A preocupação do setor é de que esses cadastros que estão sendo realizados de forma autônoma pelos municípios não tenham valor por não se adequarem à nova plataforma.
“É provável que não haja alinhamento com o cadastro estadual porque a Secult não orientou ninguém de como deveria ser. Então é possível que haja necessidade de retrabalho já que não tem alinhamento, e a Secult está comendo mosca”, afirma Alexandre.
Ele teme que a esta altura do campeonato, a nova plataforma venha para “zerar” o processo: “Isso pode gerar um descompasso, pode gerar um atraso no cadastramento”, conclui.
Segundo Dina Faria, produtora cultural, o governo está “correndo atrás” de fazer o cadastramento da cadeia produtiva sem ouvir o Conselho Estadual de Cultura, órgão consultivo e deliberativo da área.
“Já não se tem reunião desde o final do ano passado, o que é um descumprimento do Regimento Interno dado que as reuniões teriam que ser mensais. Não está sequer fazendo webconferências para ouvir o setor e os vários segmentos e saber qual a melhor forma de implementar a Lei Aldir Blanc. Não existe outra palavra, é uma vergonha essa atitude por parte do Governo do Estado porque não investe na cultura, mas mal ou bem, é a cultura que faz agora uma injeção de R$ 68 milhões em estado e municípios. Nunca antes na história isso aconteceu”.
Dina destaca que Damião Ramos, Secretário de Cultura, em conversa com Severino Bibiu, Conselheiro Estadual, alegou saber fazer tudo, que a equipe sabe fazer tudo, e ainda desligou o telefone de forma ríspida.
“Todos preocupados diante de um cenário em que os órgãos culturais seguem sem transparência, não passam segurança alguma de se planejam ou o que planejam, e se fecham para o diálogo até mesmo com as instâncias oficiais, como o Conselho”, relata Alexandre Santos.
Dina aproveita para destacar que há uma batalha antiga com o governo do estado com relação à aplicação dos recursos. “Estamos há cinco anos sem execução do FIC - Fundo de Incentivo à Cultura, além da aplicação de apenas R$ 3 milhões, quando deveriam ser R$ 15 milhões. A gente está falando de uma dívida histórica gigantesca nos últimos dez anos”.
Não é um setor pequeno
A Paraíba tem cerca de 8,54% (quase 334 mil paraibanos) da população empregada na área de Economia Criativa, sendo o 4º estado da federação com trabalhadores na área da cultura, porém é o penúltimo em termos de rendimento, o que demonstra uma defasagem na geração de renda no setor.
Segundo o Mapeamento da Indústria Criativa no Brasil – Edição 2019, realizado pelo Firjan/Senai, em termos de participação relativa, Acre (16,1%) e Paraíba (15,6%) foram os estados com maior percentual de trabalhadores criativos atuando na área – mais do que o dobro da média nacional (7,7%).

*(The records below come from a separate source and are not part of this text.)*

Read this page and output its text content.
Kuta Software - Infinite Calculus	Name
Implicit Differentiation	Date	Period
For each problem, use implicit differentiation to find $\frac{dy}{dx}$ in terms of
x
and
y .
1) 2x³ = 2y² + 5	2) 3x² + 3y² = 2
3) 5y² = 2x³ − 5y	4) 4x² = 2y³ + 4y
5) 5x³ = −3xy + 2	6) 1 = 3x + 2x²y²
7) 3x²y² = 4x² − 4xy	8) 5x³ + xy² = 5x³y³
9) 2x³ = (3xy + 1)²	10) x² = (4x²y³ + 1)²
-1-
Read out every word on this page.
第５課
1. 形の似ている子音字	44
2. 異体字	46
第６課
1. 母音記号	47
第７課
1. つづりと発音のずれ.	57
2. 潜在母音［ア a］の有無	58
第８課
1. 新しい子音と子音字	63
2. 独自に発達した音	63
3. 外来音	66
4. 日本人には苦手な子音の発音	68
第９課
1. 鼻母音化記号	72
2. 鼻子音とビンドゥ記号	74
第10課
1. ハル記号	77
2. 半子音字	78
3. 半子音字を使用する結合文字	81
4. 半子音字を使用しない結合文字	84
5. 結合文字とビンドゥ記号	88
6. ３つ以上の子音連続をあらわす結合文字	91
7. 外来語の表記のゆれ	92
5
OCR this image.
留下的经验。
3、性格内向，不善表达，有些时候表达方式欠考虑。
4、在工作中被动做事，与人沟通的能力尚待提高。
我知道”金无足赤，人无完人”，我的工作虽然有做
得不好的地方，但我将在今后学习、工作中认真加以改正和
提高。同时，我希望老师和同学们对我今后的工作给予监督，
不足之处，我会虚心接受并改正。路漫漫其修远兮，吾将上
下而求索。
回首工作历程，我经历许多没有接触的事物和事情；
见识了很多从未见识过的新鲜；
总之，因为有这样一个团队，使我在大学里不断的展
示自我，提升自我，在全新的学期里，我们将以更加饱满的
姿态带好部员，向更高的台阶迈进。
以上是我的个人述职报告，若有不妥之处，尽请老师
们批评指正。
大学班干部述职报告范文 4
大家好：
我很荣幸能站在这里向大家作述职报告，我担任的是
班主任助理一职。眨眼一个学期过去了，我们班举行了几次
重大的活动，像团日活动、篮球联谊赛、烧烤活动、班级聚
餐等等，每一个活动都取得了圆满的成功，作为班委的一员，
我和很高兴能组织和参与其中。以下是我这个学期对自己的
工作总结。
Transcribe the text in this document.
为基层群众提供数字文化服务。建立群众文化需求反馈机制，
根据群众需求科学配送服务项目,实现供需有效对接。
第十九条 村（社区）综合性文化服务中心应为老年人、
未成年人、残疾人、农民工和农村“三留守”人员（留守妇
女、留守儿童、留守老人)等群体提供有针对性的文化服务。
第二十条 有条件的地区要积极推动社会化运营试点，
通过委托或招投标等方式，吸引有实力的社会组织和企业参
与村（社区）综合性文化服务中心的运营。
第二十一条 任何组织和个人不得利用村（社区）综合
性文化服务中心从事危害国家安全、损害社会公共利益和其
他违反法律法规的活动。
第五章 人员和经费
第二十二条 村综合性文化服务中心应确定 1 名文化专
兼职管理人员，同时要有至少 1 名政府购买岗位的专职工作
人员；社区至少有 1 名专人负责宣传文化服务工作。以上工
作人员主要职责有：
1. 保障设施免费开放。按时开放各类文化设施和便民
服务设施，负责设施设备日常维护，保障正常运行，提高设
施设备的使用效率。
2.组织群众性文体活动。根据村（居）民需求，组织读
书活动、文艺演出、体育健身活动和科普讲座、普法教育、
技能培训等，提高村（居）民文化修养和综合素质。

“É muito triste quando a gente olha para os dados da cultura global e vê a cultura responsável por um crescimento do PIB muito acima da média internacional, inclusive, e demonstra que por parte do Estado não existe qualquer tipo de investimento no setor que poderia ser um dos setores de alavancagem econômica”, destaca Dina.
Dos R$ 68 milhões que virão da Lei Aldir Blanc, quase R$ 37 milhões vão para o Fundo de Incentivo à Cultura. “Nós queremos saber efetivamente como é que esse dinheiro vai ser implementado, como é que ele vai chegar, quando ele vai chegar na mão das pessoas que realmente estão necessitando, e os 20% que tem que ser atrelados a editais, que é cota mínima, que tem que ir para editais, chamadas públicas e prêmios, como é que o estado vai fazer essa operação porque é urgentíssimo que, neste momento, e considerando o volume de recursos que está vindo, que se façam editais pensando numa perspectiva futura e numa perspectiva de fomento e desenvolvimento do setor”, reitera ela.
A reportagem do Jornal Brasil de Fato Paraíba procurou o secretário Damião Ramos nos dois telefones disponibilizados por sua assessoria, mas ele não nos respondeu.